Peu importe à quel point Huo Wujiu était prestigieux, il serait écrasé en une boue sanglante par les sabots des chevaux aujourd'hui. Les soldats derrière lui n'oseraient pas non plus dire quoi que ce soit. Après tout, le Prince Héritier était son protecteur.
Li Sheng détourna le regard et éleva la voix : "Général, c'est le dernier Général !"
En parlant, il fit un signe de la main furtif, indiquant aux soldats autour de lui de se préparer.
Quand il eut fini de parler, un bruit subtil provenant de la forêt retentit peu après.

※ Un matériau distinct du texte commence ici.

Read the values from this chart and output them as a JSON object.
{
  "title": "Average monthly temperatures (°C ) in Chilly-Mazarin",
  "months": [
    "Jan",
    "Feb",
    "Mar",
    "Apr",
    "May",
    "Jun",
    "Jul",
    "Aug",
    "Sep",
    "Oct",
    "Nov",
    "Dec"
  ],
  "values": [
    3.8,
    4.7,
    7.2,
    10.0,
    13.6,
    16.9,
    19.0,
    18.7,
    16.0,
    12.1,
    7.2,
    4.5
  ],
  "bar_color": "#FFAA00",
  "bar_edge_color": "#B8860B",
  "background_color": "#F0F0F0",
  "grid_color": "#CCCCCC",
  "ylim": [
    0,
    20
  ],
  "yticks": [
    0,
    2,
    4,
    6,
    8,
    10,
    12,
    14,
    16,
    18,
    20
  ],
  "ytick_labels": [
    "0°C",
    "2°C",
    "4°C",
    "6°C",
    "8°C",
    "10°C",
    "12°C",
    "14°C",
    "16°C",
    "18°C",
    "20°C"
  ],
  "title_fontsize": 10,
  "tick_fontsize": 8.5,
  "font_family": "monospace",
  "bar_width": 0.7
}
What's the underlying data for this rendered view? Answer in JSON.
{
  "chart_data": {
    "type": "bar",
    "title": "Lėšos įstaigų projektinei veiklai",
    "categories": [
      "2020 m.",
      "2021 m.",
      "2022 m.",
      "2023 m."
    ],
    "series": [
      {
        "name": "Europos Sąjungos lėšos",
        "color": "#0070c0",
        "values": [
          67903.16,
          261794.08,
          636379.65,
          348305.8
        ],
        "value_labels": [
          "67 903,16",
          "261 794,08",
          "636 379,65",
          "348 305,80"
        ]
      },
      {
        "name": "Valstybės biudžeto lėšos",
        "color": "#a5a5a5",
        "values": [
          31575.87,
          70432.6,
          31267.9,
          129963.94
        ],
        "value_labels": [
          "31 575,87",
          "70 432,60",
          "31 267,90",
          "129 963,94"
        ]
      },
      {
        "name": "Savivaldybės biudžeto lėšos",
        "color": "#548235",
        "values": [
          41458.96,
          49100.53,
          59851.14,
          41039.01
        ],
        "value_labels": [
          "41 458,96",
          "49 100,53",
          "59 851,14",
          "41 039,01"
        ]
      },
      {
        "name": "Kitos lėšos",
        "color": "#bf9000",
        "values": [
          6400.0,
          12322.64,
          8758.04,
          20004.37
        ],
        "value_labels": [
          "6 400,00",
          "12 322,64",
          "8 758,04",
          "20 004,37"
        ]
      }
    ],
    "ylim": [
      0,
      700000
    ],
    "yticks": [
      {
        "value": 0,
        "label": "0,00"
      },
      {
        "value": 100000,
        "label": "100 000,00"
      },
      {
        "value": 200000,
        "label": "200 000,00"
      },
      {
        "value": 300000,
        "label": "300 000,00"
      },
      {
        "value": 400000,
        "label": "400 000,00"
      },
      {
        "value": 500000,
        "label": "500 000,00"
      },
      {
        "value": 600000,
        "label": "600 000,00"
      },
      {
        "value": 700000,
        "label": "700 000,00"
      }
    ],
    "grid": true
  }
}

Un homme de grande taille galopa hors de la forêt sur son cheval à toute vitesse en direction de Li Sheng.
Li Sheng leva la main.
L'instant suivant, des dizaines de flèches, comme des faucons, percèrent l'air, déchirant soudain le silence de la nuit et plongeant sur cette silhouette.
L'homme sur le cheval ne put rien esquiver du tout. Plusieurs flèches le frappèrent hors de nulle part, et il tomba lourdement au sol, le cheval de guerre hennissant.
Les yeux de Li Sheng s'illuminèrent.
C'est fait.
Les officiers et soldats en formation restèrent abasourdis et figés sur place. Les dizaines de soldats autour de Li Sheng, en revanche, le protégeaient étroitement au milieu.
Li Sheng leva le rouleau dans sa main.
"Par décret impérial, ce Général est venu tuer les rebelles !" déclara-t-il, "Huo Wujiu, le Général traître, s'est déjà réfugié dans le Jing du Sud ! S'il n'est pas tué, il deviendra la graine du danger futur !"
Le rouleau luisait d'une légère lumière dorée sous la nuit.
Les soldats environnants furent frappés par la foudre. Personne ne savait de quoi il retournait ce soir, mais le décret impérial était entre les mains de Li Sheng. Ils pouvaient être ignorants de la vérité, mais ils ne croyaient pas que Li Sheng oserait falsifier un décret impérial et tuer Huo Wujiu de manière aussi grandiose.
Pendant un moment, les soldats dans la formation restèrent immobiles. Seul cet homme et son cheval s'écrasèrent en vain sur le terrain découvert.
Lorsque Li Sheng vit cela, il rangea le parchemin avec satisfaction. Il monta à cheval sous l'escorte des élites qui l'entouraient et se dirigea vers le cadavre.
Dès que la mort de Huo Wujiu serait confirmée, sa mission serait accomplie.
Après cette nuit, Son Altesse le Prince Héritier n'aurait plus à se tourmenter et à perdre l'appétit parce que Huo Wujiu était encore en vie, sans parler d'être contraint par Pang Shao parce qu'il était entre ses mains.
Tout serait réglé.
Il ne put s'empêcher de montrer la joie d'un grand événement arrivant à maturité sur son visage, c'est-à-dire jusqu'à ce qu'il se rapproche et que la torche, allumée par le soldat à côté de lui, éclaire le visage mort de Huo Wujiu.
La torche illuminait le cadavre.
Cependant, au sol, il n'y avait qu'un cheval mort.
Et sur le dos du cheval se trouvait en réalité un épouvantail.
À l'instant suivant, une flèche aiguë siffla dans l'air et se planta dans la gorge de Li Sheng. La précision de la pointe de la flèche était si stable et puissante qu'elle pénétra son os du cou.
Instantanément, le sang éclaboussa partout. Ses yeux s'élargirent, et il n'eut même pas le temps d'effacer le sourire aux coins de sa bouche.
Dans une lumière argentée qui apparut soudainement, il vit Huo Wujiu chevauchant son cheval au bord des bois, arborant une expression froide.
Et sa main qui tenait l'arc était fermement en place.